Except they are the least comfortable ever. Too big, also. I have another pair of flats by the brand (Penny Loves Kenny) that are triple strap mary janes (pseudo Chloés) and those are fine. These HURT. So back they go. Thankfully I can return in-store. I only hope I can get the reward certificate reimbursed to me somehow.

I wrote earlier about over-consuming because of various sales. And although I had every intention of returning the Tory Burch Pink Patent Reva Flats, I decided to keep them as a present to myself for taking on this extra work.

I got my spring evaluations back and they were glowing! So I feel even more entitled to them. But one of the perils of studying ideology is that I recognize my entitlement's connection with the rhetoric of retail therapy and emotional buying. The lure of justifying purchases by arguing they're rewards that I "deserve" becomes a fiscally dangerous slippery slope of retail risk. And on top of that, eventually, it seems logical to internalize the notion that "you are what you buy," and therefore, your emotional expression to others occurs through what you give them as gifts. Although I can say with certainty that I do not judge others in this manner, I agonize over finding the perfect presents for loved ones.
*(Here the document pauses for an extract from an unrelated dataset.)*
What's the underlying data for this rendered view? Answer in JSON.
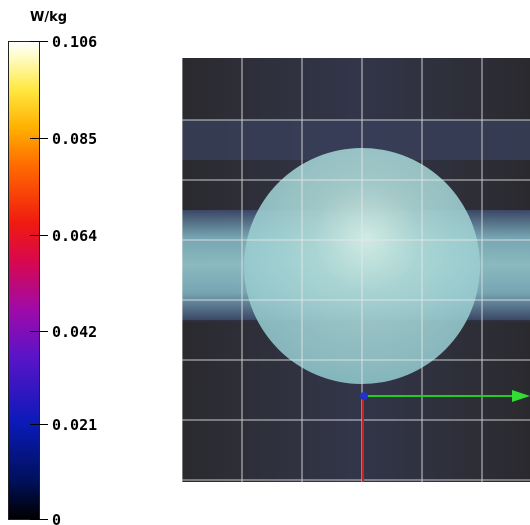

This Mother's Day I intend to celebrate three moms and at least two aunts. I began worrying about what to buy these ladies the day after my birthday. I bought my mom a pair of black pearl earrings that were meant to match the black Tahitian pearl necklace I bought her last year. But when they arrived in the mail, they weren't the right color and just weren't worth it. So back they go. Instead I got her this Coach wallet to match the signature print bag I got her for Christmas.
I promise that she'll protest that I spent too much. After all, she only asked for a hanging basket (and I got her a beautiful one). But I wanted to get her something more because she has always gone above and beyond in gift giving to me. I know she'd be just as pleased with a thoughtfully composed letter in a pretty card (which she'll get, of course) or a framed photo (which I've done for various holidays). But I found a good deal on this and think she will really like it.

Chris (my s.o.) and I carefully picked gifts for his mom and stepmom. And I know none will measure their worth by the gifts they receive, but I still fear that on some level my love will not be expressed adequately through these gifts. It's an absurd notion to expect such a thing of gifts. But when you allot too much power to things in your own consumer life, it begins to sound logical.